Я задумался. Хорошего коня куплю у Руфаса в предместье, кроме этого я ни в чём не нуждался. Может лишь в большей удаче, но её редко можно купить за деньги. Может лишь в благосклонности Ангела, но с этим трудней, чем с удачей.
***
Дорога из Хез-хезрона в Гомолло вела через спокойные городки и деревни. Зелёные поля, поросшие виноградом холмы, избёнки с покатыми крышами, шумящие в зарослях речушки. Что за идиллический пейзаж! Но не скажу, что после грязи и смрада Хез-хезрона это не стало каким-то приятным отличием. Пополудни я остановился в большой корчме на развилке большаков, совсем рядом с бродом Илвин. Здание было трёхэтажным, добротно обложенным камнем, а рядом находилась огромная конюшня. Хозяин, по-видимому, получал здесь неплохие доходы. Что ж, некоторым удаётся неплохо управляться. Другие, как ваш покорный слуга, могут лишь мечтать о спокойной жизни в достатке и покое, о вечерах с бокалом горячего вина и грудастой бабёнкой под одеялком. Я рассмеялся собственным мыслям. Вне всякого сомнения, я бы не поменялся ни с кем. Житие инквизитора это тяжкий хлеб, но также честь и ответственность. Недооценённая честь и погано оплачиваемая ответственность. Что ж… жизнь несовершенна. Я не собирался раскрывать, кем являюсь, но конь и упряжь были столь хорошего качества, что корчмарь дал мне отдельный номер — маленькую каморку без окон, спрятанную под самую крышу. Но лучше так, чем тесниться в общем покое, а это случалось даже графьям и лордам, когда в цене была не столько кровать, сколько охапка соломы. Я спустился в трапезную, большую, задымленную и заставленную столами с тяжёлыми столешницами. Корчмарь не предложил мне отдельного кабинета, а я не собирался препираться. Временами неплохо посидеть среди людей, даже если это пьяные купцы, возвращающиеся в Хез-хезрон и рассказывающие, кого им удалось обмануть и каких это красивых девушек отодрали во время поездки. Если верить каждому их слову, следовало бы признать, что сильнейшую потенцию в мире имеют как раз купцы, которым удалось вырваться из семейного гнездышка. Остаётся только гадать, чем тем временем занимались их жёны. Я заказал горькое тёмное пиво и миску каши со зразами. Ночь я провёл в компании стада блох и постоянно падающих с потолка клопов. Ну, по крайней мере, тут был потолок, ибо лучше, если тебе на голову падают клопы, чем дождь или снег. Встал я вместе с рассветом, зная, что тогда смогу относительно спокойно допросить корчмаря либо какую-нибудь из девок, или кого-нибудь из конюшенных мальчишек. Смертух и близнецы не из тех людей, вид которых быстро забывается, поэтому я надеялся, что если они тут были, то кто-нибудь поделится со мной сведениями на их счёт.

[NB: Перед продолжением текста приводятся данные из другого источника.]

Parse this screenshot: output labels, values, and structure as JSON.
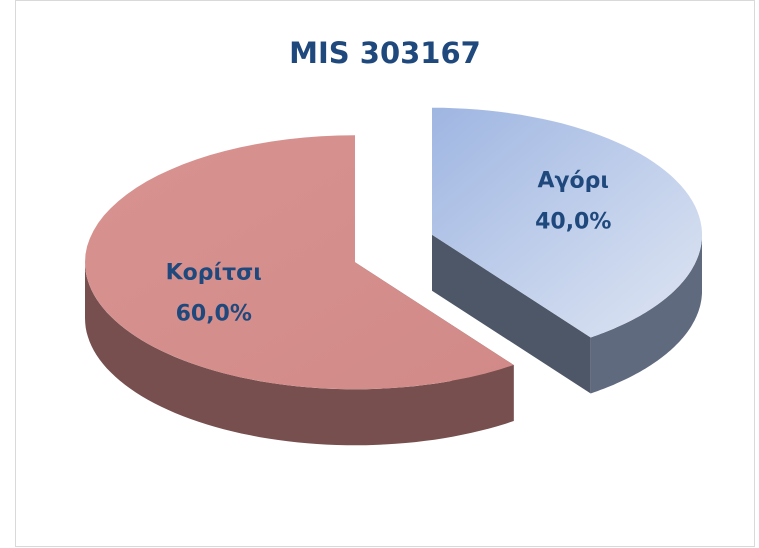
{
  "chart_data": {
    "type": "pie",
    "title": "MIS 303167",
    "categories": [
      "Αγόρι",
      "Κορίτσι"
    ],
    "values": [
      40,
      60
    ],
    "value_labels": [
      "40,0%",
      "60,0%"
    ],
    "colors": [
      "#adc1e6",
      "#d68f8d"
    ]
  }
}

Корчмарь стоял у стойки и наливал из бочки пиво в пузатые кувшины. Кухонные девки уже суетились тут же, снаружи был слышен гомон и ржанье лошадей. Что ж, жизнь пробуждалась здесь рано.
— Ищу кое-каких людей, — сказал я и покатил трёхгрошовик в сторону содержателя. Монета закрутилась вокруг собственной оси и упала прямо в его раскрытую ладонь.
— Разные здесь бывают, — пробурчал он.
— Этих нетрудно заметить. Близнецы и огромный тип со…
— Такой красавчик, — вздрогнул он. — Были здесь, в самом деле. Упились, обрыгали стол, разбили одному из купцов башку кружкой и уехали с самого утра.
— Куда?
— А кто их там знает?
Я покатил к нему следующую монету, и он схватил её столь же ловко, как и предыдущую. Осмотрелся вокруг, не прислушивается ли кто к нашему разговору.
— Это стоит дуката, — произнёс он. — Жёлтенького, золотого дуката с портретом милостиво правящего, — добавил он с хитрой улыбкой.
Ему не требовалось ничего больше говорить. Я не собирался тратить дукат, раз уже понял, что они поехали в Гомолло. Впрочем, куда ещё они могли отправиться в поисках Бульсани?
— Жаль, что у меня нет лишнего дуката, — сказал я и ушёл, не слушая, как корчмарь пытается снизить цену.